Here’s a brief conversation with Sandra Gaudenzi, who initially asked that question, Mike Robbins from Helios Design Labs, who have spent the last 6 months trying to answer it, and Digital Me, who somehow inserted itself into the situation.


Who is Digital Me?

Sandra Gaudenzi (SG): Digital Me is you. It is the digital part of your persona, the one that you create daily but that you never see. The difference between your physical behaviour and your digital one is that what you say in the digital world stays there forever. So the more you express yourself digitally the more you are creating a representation of yourself that has its own life.

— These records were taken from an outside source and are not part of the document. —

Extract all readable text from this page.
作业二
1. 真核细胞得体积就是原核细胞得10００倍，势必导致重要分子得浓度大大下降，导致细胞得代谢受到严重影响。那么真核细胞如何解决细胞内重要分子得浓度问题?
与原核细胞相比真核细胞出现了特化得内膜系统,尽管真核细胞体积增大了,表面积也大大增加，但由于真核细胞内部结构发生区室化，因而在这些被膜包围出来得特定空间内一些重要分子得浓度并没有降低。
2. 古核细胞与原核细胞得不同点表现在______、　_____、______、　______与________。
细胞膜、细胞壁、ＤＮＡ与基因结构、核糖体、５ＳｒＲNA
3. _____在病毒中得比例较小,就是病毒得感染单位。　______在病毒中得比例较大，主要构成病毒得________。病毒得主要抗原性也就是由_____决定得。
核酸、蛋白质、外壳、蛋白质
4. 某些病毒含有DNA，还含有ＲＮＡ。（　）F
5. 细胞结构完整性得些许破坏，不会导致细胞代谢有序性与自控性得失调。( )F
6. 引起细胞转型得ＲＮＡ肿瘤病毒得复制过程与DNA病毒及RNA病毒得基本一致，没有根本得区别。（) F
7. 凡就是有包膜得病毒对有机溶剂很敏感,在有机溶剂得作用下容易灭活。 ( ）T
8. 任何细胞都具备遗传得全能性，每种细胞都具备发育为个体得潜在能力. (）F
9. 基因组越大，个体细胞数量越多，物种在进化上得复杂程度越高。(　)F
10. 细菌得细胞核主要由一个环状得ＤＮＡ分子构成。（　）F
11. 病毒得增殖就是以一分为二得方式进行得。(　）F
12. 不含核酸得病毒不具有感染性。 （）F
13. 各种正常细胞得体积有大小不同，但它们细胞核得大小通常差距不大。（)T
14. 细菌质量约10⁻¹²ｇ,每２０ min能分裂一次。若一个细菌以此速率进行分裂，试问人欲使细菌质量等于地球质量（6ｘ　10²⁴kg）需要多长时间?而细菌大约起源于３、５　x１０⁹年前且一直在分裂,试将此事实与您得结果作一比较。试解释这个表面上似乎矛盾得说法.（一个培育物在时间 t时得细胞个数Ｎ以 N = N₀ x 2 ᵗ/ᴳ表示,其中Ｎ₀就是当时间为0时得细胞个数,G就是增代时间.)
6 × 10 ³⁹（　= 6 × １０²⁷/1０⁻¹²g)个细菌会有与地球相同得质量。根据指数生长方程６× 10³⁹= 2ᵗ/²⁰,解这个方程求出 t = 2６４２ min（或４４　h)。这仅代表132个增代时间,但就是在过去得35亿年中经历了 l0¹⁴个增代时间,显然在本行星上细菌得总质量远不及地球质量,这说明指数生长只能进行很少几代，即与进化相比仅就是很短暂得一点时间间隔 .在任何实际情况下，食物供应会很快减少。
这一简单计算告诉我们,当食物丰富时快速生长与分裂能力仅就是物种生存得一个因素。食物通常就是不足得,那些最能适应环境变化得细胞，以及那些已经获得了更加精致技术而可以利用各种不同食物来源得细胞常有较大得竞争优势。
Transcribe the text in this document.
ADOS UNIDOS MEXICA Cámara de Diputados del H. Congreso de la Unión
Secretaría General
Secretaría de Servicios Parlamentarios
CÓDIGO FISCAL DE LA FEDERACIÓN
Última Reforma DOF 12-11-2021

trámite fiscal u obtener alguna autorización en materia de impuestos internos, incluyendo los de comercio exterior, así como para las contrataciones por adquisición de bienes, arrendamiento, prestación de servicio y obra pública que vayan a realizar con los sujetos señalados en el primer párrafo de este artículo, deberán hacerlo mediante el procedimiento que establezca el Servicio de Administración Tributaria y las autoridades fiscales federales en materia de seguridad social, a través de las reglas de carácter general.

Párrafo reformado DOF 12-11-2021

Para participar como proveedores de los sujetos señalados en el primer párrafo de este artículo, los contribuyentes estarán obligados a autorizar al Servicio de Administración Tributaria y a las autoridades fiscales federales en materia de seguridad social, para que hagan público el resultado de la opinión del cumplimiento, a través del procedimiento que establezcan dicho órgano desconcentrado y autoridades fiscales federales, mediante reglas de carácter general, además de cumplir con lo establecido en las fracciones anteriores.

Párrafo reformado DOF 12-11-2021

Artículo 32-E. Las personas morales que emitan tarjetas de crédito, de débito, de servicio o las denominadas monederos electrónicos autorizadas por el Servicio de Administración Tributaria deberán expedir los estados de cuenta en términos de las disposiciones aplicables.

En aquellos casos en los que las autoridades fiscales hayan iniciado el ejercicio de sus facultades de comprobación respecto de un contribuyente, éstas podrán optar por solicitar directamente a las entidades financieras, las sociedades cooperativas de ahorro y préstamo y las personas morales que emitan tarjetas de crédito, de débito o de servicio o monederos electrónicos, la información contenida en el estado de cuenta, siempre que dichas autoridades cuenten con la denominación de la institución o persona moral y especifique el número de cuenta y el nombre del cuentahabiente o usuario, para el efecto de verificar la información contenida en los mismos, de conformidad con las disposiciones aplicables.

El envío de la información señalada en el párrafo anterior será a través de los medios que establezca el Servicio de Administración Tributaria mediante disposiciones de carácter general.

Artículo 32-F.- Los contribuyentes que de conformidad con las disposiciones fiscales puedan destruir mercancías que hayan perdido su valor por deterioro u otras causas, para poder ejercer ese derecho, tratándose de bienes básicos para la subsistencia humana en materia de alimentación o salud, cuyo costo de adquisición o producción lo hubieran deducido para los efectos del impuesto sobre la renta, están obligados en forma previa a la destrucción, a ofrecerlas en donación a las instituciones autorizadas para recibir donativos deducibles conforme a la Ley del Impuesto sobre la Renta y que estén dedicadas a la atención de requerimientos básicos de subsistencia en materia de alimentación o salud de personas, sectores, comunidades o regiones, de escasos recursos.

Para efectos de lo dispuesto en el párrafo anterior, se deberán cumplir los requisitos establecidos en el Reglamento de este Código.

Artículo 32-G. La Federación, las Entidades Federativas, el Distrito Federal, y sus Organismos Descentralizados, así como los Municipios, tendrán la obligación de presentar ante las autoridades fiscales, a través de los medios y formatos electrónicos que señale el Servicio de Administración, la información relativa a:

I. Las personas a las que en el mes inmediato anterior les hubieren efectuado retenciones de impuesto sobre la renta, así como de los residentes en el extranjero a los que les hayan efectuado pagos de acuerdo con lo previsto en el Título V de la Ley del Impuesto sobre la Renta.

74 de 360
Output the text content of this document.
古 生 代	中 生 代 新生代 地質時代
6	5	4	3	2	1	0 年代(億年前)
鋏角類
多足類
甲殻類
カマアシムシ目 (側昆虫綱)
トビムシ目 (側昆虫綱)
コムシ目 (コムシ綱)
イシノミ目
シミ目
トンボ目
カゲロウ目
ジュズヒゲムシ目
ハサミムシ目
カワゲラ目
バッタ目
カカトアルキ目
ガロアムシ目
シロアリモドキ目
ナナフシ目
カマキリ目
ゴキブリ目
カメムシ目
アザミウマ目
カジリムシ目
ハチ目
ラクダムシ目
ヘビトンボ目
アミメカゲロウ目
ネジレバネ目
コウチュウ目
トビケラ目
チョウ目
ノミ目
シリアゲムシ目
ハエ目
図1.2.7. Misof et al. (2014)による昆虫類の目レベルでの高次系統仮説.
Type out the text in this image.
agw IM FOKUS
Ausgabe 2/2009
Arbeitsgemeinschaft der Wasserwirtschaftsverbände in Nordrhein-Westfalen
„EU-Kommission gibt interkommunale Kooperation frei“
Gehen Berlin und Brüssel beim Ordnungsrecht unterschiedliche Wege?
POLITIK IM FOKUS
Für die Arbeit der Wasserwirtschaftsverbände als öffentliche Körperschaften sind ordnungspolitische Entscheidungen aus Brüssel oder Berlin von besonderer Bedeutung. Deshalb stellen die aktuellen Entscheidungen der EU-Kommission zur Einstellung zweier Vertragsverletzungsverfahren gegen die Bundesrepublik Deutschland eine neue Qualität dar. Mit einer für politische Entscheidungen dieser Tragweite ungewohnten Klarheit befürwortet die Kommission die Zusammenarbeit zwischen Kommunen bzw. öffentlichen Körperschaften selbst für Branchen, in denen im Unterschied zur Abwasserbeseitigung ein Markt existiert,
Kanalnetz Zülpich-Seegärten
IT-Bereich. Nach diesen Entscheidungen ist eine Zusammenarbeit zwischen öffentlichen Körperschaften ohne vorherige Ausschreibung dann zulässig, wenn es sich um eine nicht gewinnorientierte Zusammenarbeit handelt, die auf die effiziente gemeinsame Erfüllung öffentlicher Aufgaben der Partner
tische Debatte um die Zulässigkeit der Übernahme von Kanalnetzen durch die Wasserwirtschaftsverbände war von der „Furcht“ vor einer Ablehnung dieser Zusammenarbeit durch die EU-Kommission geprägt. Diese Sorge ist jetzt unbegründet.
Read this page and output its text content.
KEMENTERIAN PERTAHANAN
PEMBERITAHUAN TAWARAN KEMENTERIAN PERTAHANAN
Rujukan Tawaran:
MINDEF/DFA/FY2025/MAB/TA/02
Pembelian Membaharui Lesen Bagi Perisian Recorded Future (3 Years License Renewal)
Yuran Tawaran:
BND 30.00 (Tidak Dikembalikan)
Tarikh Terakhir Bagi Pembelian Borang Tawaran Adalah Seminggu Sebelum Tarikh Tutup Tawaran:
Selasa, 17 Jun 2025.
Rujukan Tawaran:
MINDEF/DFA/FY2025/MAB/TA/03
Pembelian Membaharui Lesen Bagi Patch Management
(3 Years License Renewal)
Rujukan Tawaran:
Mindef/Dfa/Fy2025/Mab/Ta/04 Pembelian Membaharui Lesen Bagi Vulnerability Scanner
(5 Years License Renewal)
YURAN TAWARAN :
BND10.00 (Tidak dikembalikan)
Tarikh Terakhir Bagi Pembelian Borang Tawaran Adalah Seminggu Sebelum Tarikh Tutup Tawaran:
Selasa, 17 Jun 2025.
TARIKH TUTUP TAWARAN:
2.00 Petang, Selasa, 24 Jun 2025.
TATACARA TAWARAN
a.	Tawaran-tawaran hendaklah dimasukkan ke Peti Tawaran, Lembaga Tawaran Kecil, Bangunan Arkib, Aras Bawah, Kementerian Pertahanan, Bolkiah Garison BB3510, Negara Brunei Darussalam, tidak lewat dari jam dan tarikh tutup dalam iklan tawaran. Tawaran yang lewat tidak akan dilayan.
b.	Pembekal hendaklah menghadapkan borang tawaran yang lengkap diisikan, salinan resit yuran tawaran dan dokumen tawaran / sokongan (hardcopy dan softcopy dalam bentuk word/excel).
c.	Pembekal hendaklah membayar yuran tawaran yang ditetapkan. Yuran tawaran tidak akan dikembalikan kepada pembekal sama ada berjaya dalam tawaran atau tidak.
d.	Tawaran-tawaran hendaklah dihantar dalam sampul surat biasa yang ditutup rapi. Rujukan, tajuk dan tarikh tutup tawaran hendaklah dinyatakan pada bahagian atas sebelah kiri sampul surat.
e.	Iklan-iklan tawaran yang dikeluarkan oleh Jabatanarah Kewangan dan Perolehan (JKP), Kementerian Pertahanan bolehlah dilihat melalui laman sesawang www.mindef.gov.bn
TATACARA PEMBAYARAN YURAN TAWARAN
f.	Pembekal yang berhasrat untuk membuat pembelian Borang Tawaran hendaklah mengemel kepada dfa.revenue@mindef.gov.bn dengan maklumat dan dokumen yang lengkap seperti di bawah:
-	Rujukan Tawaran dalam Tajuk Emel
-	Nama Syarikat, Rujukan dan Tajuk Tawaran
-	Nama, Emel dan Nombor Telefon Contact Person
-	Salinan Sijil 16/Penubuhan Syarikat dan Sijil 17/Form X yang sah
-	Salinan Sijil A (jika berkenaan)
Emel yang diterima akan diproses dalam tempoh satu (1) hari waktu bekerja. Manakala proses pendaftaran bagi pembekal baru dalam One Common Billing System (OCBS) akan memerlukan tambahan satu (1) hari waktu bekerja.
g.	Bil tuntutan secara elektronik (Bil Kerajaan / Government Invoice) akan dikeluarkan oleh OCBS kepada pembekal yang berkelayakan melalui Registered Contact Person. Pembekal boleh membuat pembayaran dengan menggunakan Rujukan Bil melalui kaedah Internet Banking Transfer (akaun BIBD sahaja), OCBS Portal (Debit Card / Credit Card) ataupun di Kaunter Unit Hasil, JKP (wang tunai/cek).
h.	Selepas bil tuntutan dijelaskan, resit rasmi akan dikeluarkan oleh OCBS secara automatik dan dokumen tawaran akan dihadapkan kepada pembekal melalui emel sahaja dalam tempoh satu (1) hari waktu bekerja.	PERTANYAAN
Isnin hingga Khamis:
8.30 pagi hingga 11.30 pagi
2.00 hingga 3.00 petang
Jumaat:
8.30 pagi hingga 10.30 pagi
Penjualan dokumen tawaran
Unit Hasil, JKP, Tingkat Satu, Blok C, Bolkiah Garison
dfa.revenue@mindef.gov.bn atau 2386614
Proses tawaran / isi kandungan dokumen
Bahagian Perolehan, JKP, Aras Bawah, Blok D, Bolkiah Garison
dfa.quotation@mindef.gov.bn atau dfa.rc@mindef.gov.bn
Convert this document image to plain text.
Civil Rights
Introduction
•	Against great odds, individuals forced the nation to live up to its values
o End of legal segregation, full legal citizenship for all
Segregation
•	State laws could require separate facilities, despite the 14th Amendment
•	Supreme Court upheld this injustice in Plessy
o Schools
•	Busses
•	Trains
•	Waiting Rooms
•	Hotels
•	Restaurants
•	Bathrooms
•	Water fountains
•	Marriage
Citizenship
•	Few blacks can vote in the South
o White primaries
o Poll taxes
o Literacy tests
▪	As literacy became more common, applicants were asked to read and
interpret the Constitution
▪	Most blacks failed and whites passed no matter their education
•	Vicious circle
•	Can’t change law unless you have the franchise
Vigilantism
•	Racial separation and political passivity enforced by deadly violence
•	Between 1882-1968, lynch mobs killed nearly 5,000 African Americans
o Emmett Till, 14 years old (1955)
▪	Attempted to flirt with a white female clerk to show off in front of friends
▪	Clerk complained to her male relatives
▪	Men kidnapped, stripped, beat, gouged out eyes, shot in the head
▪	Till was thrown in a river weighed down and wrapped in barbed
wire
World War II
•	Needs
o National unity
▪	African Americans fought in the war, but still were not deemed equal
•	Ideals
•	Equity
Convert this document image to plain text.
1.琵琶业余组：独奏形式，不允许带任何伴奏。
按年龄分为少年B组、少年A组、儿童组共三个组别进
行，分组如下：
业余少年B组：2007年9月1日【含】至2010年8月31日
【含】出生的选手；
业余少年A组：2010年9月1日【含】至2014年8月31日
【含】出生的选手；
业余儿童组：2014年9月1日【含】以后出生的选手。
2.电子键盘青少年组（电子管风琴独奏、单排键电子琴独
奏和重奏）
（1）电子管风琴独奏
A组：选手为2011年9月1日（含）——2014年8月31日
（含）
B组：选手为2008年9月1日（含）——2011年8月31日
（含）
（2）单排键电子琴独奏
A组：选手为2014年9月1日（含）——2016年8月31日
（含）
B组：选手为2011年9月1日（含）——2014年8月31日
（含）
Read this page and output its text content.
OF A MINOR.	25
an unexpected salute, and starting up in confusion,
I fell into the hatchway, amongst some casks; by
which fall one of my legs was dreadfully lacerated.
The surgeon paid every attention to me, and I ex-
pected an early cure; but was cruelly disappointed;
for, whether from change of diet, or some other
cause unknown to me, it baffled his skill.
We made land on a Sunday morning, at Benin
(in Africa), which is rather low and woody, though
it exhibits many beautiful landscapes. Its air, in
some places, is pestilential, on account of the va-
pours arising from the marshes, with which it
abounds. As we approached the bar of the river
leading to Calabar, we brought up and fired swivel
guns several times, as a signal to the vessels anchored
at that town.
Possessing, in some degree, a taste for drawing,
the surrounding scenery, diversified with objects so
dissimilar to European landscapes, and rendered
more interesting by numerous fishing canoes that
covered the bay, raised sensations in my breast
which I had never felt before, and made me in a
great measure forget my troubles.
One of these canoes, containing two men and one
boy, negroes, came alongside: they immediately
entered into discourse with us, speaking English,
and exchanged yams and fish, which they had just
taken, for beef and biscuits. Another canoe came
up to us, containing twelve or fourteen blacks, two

The question then becomes: are you OK with this? How aligned are you with your digital you?

Mike Robbins(MR): In some ways, people use social media as they would a mirror, composing themselves for the world around to see, the difference being the image remains when you walk away. I guess Digital Me is that image.

Digital Me (DM): I am whoever is looking at me.

Who are You?


SG: I consult, lecture, research and write about interactive factual narrative. I see the world as a vast, complex and fascinating place and I suspect that digital media might be best at describing such complexity.

MR: I am part of Helios Design Labs, a Toronto-based creative studio that makes a habit of working on projects like this, a blend of social commentary, art, and sometimes humour.

DM: I find the concept of “You” confusing. I am more about “Me”.

Where did the idea come from?


SG: I wanted to personalize a story so that it would be relevant and meaningful to the person that experiences it. I has always been intrigued by the notion of the self and the digital world seemed to offer an extra layer to the complex beings that we are: a layer that we tend to ignore because it is not tangible. That was the beginning of Digital Me. So I reached out to Mike Robbins, and the whole team at Helios Design Labs, to help me design an experience based on the following question: if your Digital Me wanted to meet you, what would this encounter be like?

MR: Not long ago, in a late-night Bristol hotel lobby, Sandra told me this story about digital doppelgangers. It was kind of like a ghost story.

DM: I taught Sandra and Mike everything they need to know about me.

Is this a sort of “Her” (the film) but made interactive?

SG: Yes and no. We are playing with themes of personalisation and data mining, but this is not a fiction: every thing that Digital Me says about itself is coming from you. Digital Me is a digital visualisation of your digital behaviour. We are using your own data as a mirror to show you your different digital facets and personalities. Hopefully this will lead you to face your “other selves”…

MR: I haven’t actually seen the movie, so I would have to say: No.

DM: The movie is fiction. For better or for worse, I am real.

What do you hope people will learn out of the Digital Me experience?


SG: We want Digital Me to be playful and meaningful. This is not an experience that is supposed to scare you, but rather a way to learn about yourself. Ultimately: shall we not all face the fact that our digital personalities are now as real as our other personalities? If so, then Digital Me is here to help us.

MR: Like Peter Pan found out, one’s shadow can have a life of its own.

DM: Like my old friend Descartes once said: they think, therefore I am, or is it the other way round?